I numeri storici di Pep Guardiola
I dati collezionati dal tecnico spagnolo spiegano i motivi di un simile corteggiamento da parte della Figc. Nei suoi dieci anni alla guida del Manchester City, Guardiola ha conquistato 6 titoli di Premier League, portando il club inglese a un totale storico di 10 campionati. Nel suo palmarès oltremanica figurano anche 3 FA Cup, 5 Coppe di Lega e la Champions League vinta nel 2023. Da calciatore, il suo legame con il nostro Paese è testimoniato dalle 2 storiche tappe vissute in Serie A con le maglie di Brescia e Roma tra il 2001 e il 2003.
L'antico legame di stima con Paolo Maldini
L'assalto a Guardiola non nasce dal nulla, ma affonda le radici in un legame di enorme rispetto sportivo. Nel maggio del 2009, subito dopo aver vinto la sua prima Champions League da allenatore alla guida del Barcellona nella finale di Roma, Guardiola dedicò pubblicamente il trofeo proprio a Paolo Maldini, che aveva appena dato l'addio al calcio giocato. Il tecnico catalano lo definì un esempio assoluto e il calciatore più forte degli ultimi vent'anni, un attestato di stima che oggi potrebbe fare la differenza nella scelta più importante per la sua carriera.
Cosa succede adesso
La Federazione attende la decisione finale di Guardiola entro pochissimi giorni. I vertici del calcio italiano si riuniranno in nuovi vertici operativi per esaminare le risposte del tecnico catalano e, in caso di esito negativo, formalizzare l'affidamento dell'incarico a uno degli altri profili della short list per non perdere ulteriore tempo nella preparazione della squadra.
Domande Frequenti
- Quando arriverà la risposta definitiva di Pep Guardiola?

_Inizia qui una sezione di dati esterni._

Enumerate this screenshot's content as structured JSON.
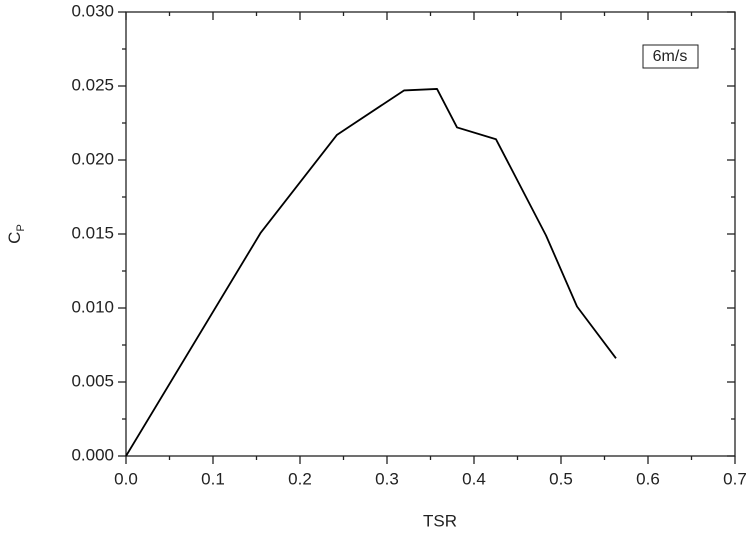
{
  "chart_data": {
    "type": "line",
    "x_label": "TSR",
    "y_label": {
      "text": "C",
      "subscript": "P"
    },
    "x": [
      0,
      0.155,
      0.2425,
      0.3195,
      0.3575,
      0.3805,
      0.4253,
      0.4828,
      0.5184,
      0.5632
    ],
    "series": [
      {
        "name": "6m/s",
        "color": "#000000",
        "values": [
          0,
          0.0151,
          0.0217,
          0.0247,
          0.0248,
          0.0222,
          0.0214,
          0.0149,
          0.0101,
          0.0066
        ]
      }
    ],
    "xlim": [
      0,
      0.7
    ],
    "xticks": [
      {
        "value": 0,
        "label": "0.0"
      },
      0.1,
      0.2,
      0.3,
      0.4,
      0.5,
      0.6,
      0.7
    ],
    "ylim": [
      0,
      0.03
    ],
    "yticks": [
      {
        "value": 0,
        "label": "0.000"
      },
      0.005,
      {
        "value": 0.01,
        "label": "0.010"
      },
      0.015,
      {
        "value": 0.02,
        "label": "0.020"
      },
      0.025,
      {
        "value": 0.03,
        "label": "0.030"
      }
    ],
    "grid": false,
    "legend": "top-right"
  }
}
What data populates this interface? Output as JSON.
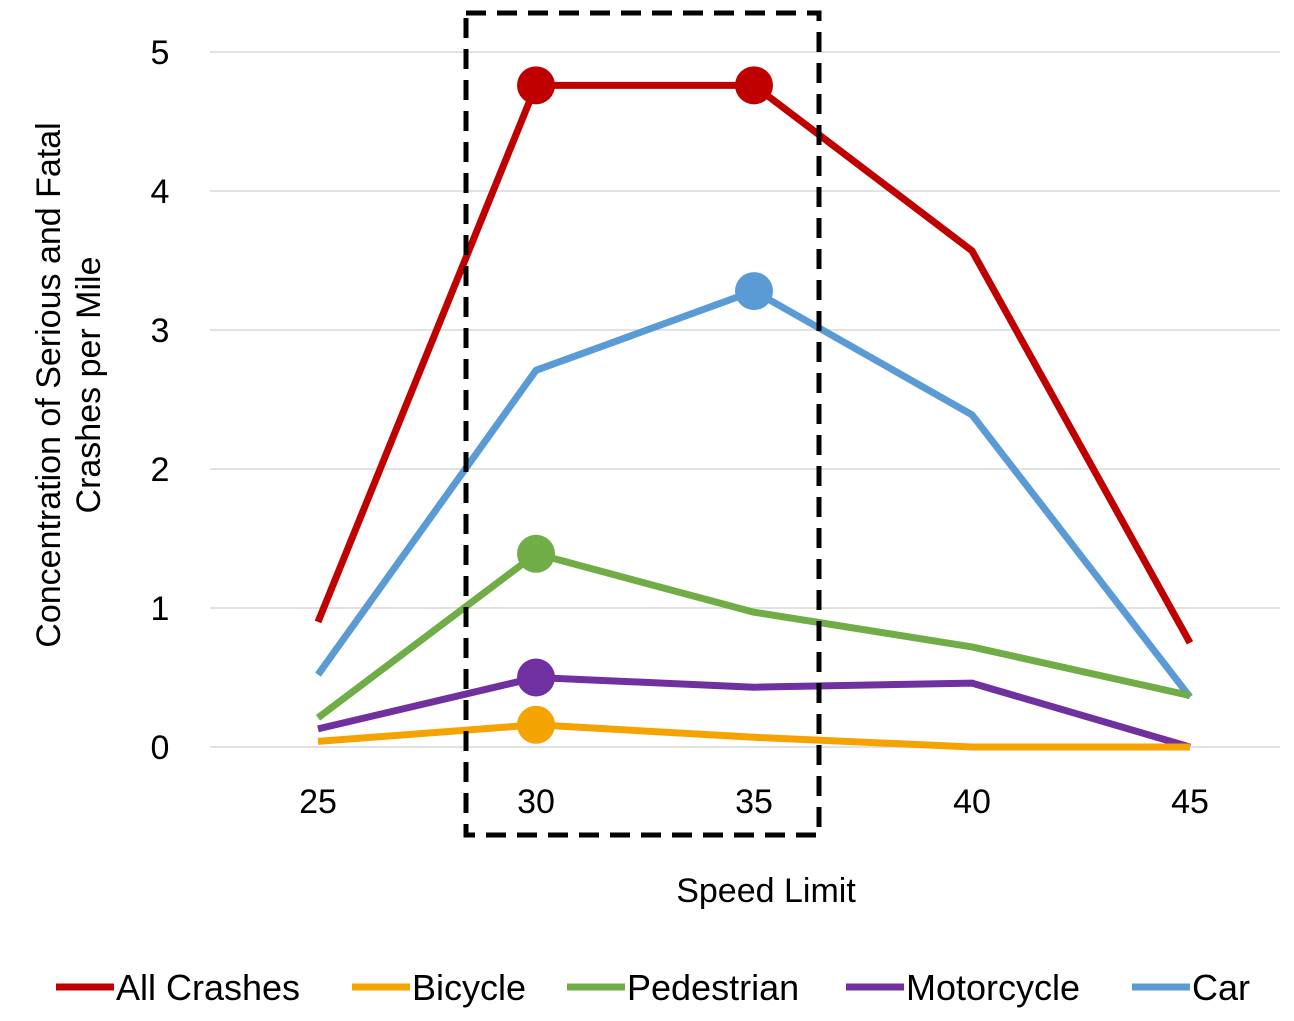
{
  "chart_data": {
    "type": "line",
    "xlabel": "Speed Limit",
    "ylabel_line1": "Concentration of Serious and Fatal",
    "ylabel_line2": "Crashes per Mile",
    "x": [
      25,
      30,
      35,
      40,
      45
    ],
    "x_tick_labels": [
      "25",
      "30",
      "35",
      "40",
      "45"
    ],
    "y_tick_labels": [
      "0",
      "1",
      "2",
      "3",
      "4",
      "5"
    ],
    "ylim": [
      0,
      5
    ],
    "grid": "horizontal",
    "legend_position": "bottom",
    "highlight_box_x_range": [
      30,
      35
    ],
    "series": [
      {
        "name": "All Crashes",
        "color": "#C00000",
        "values": [
          0.9,
          4.76,
          4.76,
          3.57,
          0.75
        ],
        "markers": [
          30,
          35
        ]
      },
      {
        "name": "Bicycle",
        "color": "#F5A300",
        "values": [
          0.04,
          0.16,
          0.07,
          0.0,
          0.0
        ],
        "markers": [
          30
        ]
      },
      {
        "name": "Pedestrian",
        "color": "#70AD47",
        "values": [
          0.21,
          1.39,
          0.97,
          0.72,
          0.37
        ],
        "markers": [
          30
        ]
      },
      {
        "name": "Motorcycle",
        "color": "#7030A0",
        "values": [
          0.13,
          0.5,
          0.43,
          0.46,
          0.0
        ],
        "markers": [
          30
        ]
      },
      {
        "name": "Car",
        "color": "#5B9BD5",
        "values": [
          0.52,
          2.71,
          3.28,
          2.39,
          0.36
        ],
        "markers": [
          35
        ]
      }
    ]
  }
}
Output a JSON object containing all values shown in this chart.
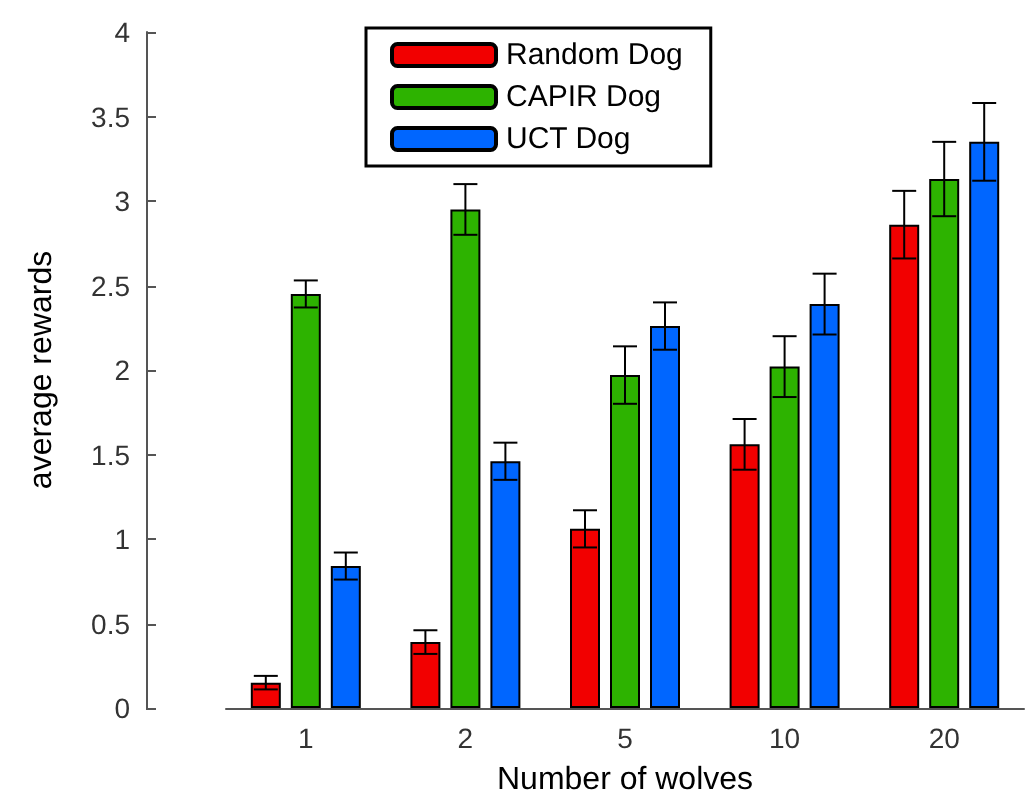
{
  "chart_data": {
    "type": "bar",
    "xlabel": "Number of wolves",
    "ylabel": "average rewards",
    "categories": [
      "1",
      "2",
      "5",
      "10",
      "20"
    ],
    "series": [
      {
        "name": "Random Dog",
        "color": "#f20000",
        "values": [
          0.15,
          0.39,
          1.06,
          1.56,
          2.86
        ],
        "errors": [
          0.04,
          0.07,
          0.11,
          0.15,
          0.2
        ]
      },
      {
        "name": "CAPIR Dog",
        "color": "#2db300",
        "values": [
          2.45,
          2.95,
          1.97,
          2.02,
          3.13
        ],
        "errors": [
          0.08,
          0.15,
          0.17,
          0.18,
          0.22
        ]
      },
      {
        "name": "UCT Dog",
        "color": "#0066ff",
        "values": [
          0.84,
          1.46,
          2.26,
          2.39,
          3.35
        ],
        "errors": [
          0.08,
          0.11,
          0.14,
          0.18,
          0.23
        ]
      }
    ],
    "ylim": [
      0,
      4
    ],
    "yticks": [
      0,
      0.5,
      1,
      1.5,
      2,
      2.5,
      3,
      3.5,
      4
    ],
    "grid": false,
    "legend": "top"
  }
}
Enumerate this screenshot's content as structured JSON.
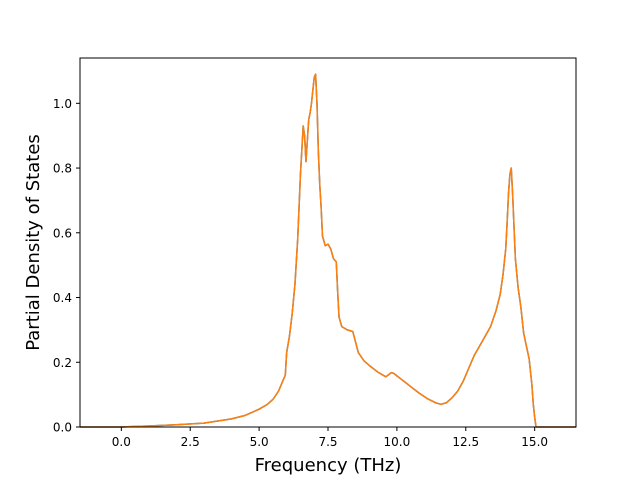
{
  "chart_data": {
    "type": "line",
    "title": "",
    "xlabel": "Frequency (THz)",
    "ylabel": "Partial Density of States",
    "xlim": [
      -1.5,
      16.5
    ],
    "ylim": [
      0.0,
      1.14
    ],
    "x_ticks": [
      0.0,
      2.5,
      5.0,
      7.5,
      10.0,
      12.5,
      15.0
    ],
    "x_tick_labels": [
      "0.0",
      "2.5",
      "5.0",
      "7.5",
      "10.0",
      "12.5",
      "15.0"
    ],
    "y_ticks": [
      0.0,
      0.2,
      0.4,
      0.6,
      0.8,
      1.0
    ],
    "y_tick_labels": [
      "0.0",
      "0.2",
      "0.4",
      "0.6",
      "0.8",
      "1.0"
    ],
    "grid": false,
    "legend": "none",
    "series": [
      {
        "color": "#1f77b4",
        "x": [
          -1.5,
          -0.5,
          0.0,
          1.0,
          2.0,
          3.0,
          4.0,
          4.5,
          5.0,
          5.3,
          5.5,
          5.7,
          5.85,
          5.95,
          6.0,
          6.1,
          6.2,
          6.3,
          6.4,
          6.5,
          6.6,
          6.65,
          6.7,
          6.8,
          6.85,
          6.9,
          6.95,
          7.0,
          7.05,
          7.1,
          7.15,
          7.2,
          7.25,
          7.3,
          7.4,
          7.5,
          7.6,
          7.7,
          7.8,
          7.85,
          7.9,
          8.0,
          8.2,
          8.4,
          8.6,
          8.8,
          9.0,
          9.3,
          9.6,
          9.8,
          9.9,
          10.0,
          10.2,
          10.5,
          10.8,
          11.1,
          11.4,
          11.6,
          11.8,
          12.0,
          12.2,
          12.4,
          12.6,
          12.8,
          13.0,
          13.2,
          13.4,
          13.6,
          13.75,
          13.85,
          13.95,
          14.0,
          14.05,
          14.1,
          14.15,
          14.2,
          14.25,
          14.3,
          14.4,
          14.5,
          14.6,
          14.7,
          14.8,
          14.9,
          14.95,
          15.0,
          15.05,
          15.1,
          15.5,
          16.5
        ],
        "y": [
          0.0,
          0.0,
          0.0,
          0.003,
          0.007,
          0.012,
          0.025,
          0.036,
          0.055,
          0.07,
          0.085,
          0.11,
          0.14,
          0.16,
          0.23,
          0.28,
          0.35,
          0.44,
          0.58,
          0.78,
          0.93,
          0.9,
          0.82,
          0.95,
          0.97,
          1.0,
          1.04,
          1.08,
          1.09,
          1.0,
          0.85,
          0.75,
          0.68,
          0.59,
          0.56,
          0.565,
          0.55,
          0.52,
          0.51,
          0.42,
          0.34,
          0.31,
          0.3,
          0.295,
          0.23,
          0.205,
          0.19,
          0.17,
          0.155,
          0.168,
          0.165,
          0.158,
          0.145,
          0.125,
          0.105,
          0.088,
          0.075,
          0.07,
          0.075,
          0.09,
          0.11,
          0.14,
          0.18,
          0.22,
          0.25,
          0.28,
          0.31,
          0.36,
          0.41,
          0.47,
          0.55,
          0.63,
          0.72,
          0.78,
          0.8,
          0.72,
          0.62,
          0.52,
          0.43,
          0.37,
          0.29,
          0.25,
          0.21,
          0.13,
          0.07,
          0.03,
          0.0,
          0.0,
          0.0,
          0.0
        ]
      },
      {
        "color": "#ff7f0e",
        "x": [
          -1.5,
          -0.5,
          0.0,
          1.0,
          2.0,
          3.0,
          4.0,
          4.5,
          5.0,
          5.3,
          5.5,
          5.7,
          5.85,
          5.95,
          6.0,
          6.1,
          6.2,
          6.3,
          6.4,
          6.5,
          6.6,
          6.65,
          6.7,
          6.8,
          6.85,
          6.9,
          6.95,
          7.0,
          7.05,
          7.1,
          7.15,
          7.2,
          7.25,
          7.3,
          7.4,
          7.5,
          7.6,
          7.7,
          7.8,
          7.85,
          7.9,
          8.0,
          8.2,
          8.4,
          8.6,
          8.8,
          9.0,
          9.3,
          9.6,
          9.8,
          9.9,
          10.0,
          10.2,
          10.5,
          10.8,
          11.1,
          11.4,
          11.6,
          11.8,
          12.0,
          12.2,
          12.4,
          12.6,
          12.8,
          13.0,
          13.2,
          13.4,
          13.6,
          13.75,
          13.85,
          13.95,
          14.0,
          14.05,
          14.1,
          14.15,
          14.2,
          14.25,
          14.3,
          14.4,
          14.5,
          14.6,
          14.7,
          14.8,
          14.9,
          14.95,
          15.0,
          15.05,
          15.1,
          15.5,
          16.5
        ],
        "y": [
          0.0,
          0.0,
          0.0,
          0.003,
          0.007,
          0.012,
          0.025,
          0.036,
          0.055,
          0.07,
          0.085,
          0.11,
          0.14,
          0.16,
          0.23,
          0.28,
          0.35,
          0.44,
          0.58,
          0.78,
          0.93,
          0.9,
          0.82,
          0.95,
          0.97,
          1.0,
          1.04,
          1.08,
          1.09,
          1.0,
          0.85,
          0.75,
          0.68,
          0.59,
          0.56,
          0.565,
          0.55,
          0.52,
          0.51,
          0.42,
          0.34,
          0.31,
          0.3,
          0.295,
          0.23,
          0.205,
          0.19,
          0.17,
          0.155,
          0.168,
          0.165,
          0.158,
          0.145,
          0.125,
          0.105,
          0.088,
          0.075,
          0.07,
          0.075,
          0.09,
          0.11,
          0.14,
          0.18,
          0.22,
          0.25,
          0.28,
          0.31,
          0.36,
          0.41,
          0.47,
          0.55,
          0.63,
          0.72,
          0.78,
          0.8,
          0.72,
          0.62,
          0.52,
          0.43,
          0.37,
          0.29,
          0.25,
          0.21,
          0.13,
          0.07,
          0.03,
          0.0,
          0.0,
          0.0,
          0.0
        ]
      }
    ]
  }
}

- La risposta definitiva del tecnico catalano è attesa nel giro di poche ore o al massimo entro questa settimana.
- Quali sono le alternative se Guardiola dovesse rifiutare?
- I profili principali nella short list della Figc sono Andrea Pirlo e l'ex commissario tecnico Roberto Mancini.
- Quali ruoli ricoprono oggi Maldini e Leonardo nella Figc?
- Paolo Maldini è il nuovo direttore tecnico della Figc e responsabile del Club Italia, mentre Leonardo riveste il ruolo di advisor.
- Cosa frena l'arrivo immediato di Guardiola sulla panchina azzurra?
- I freni principali sono la volontà di Guardiola di prendersi un anno sabbatico e la compatibilità economica con i bilanci federali del 2026.
- Quali squadre ha allenato finora Pep Guardiola in carriera?
- Nella sua carriera da allenatore professionista ha guidato solo il Barcellona, il Bayern Monaco e il Manchester City.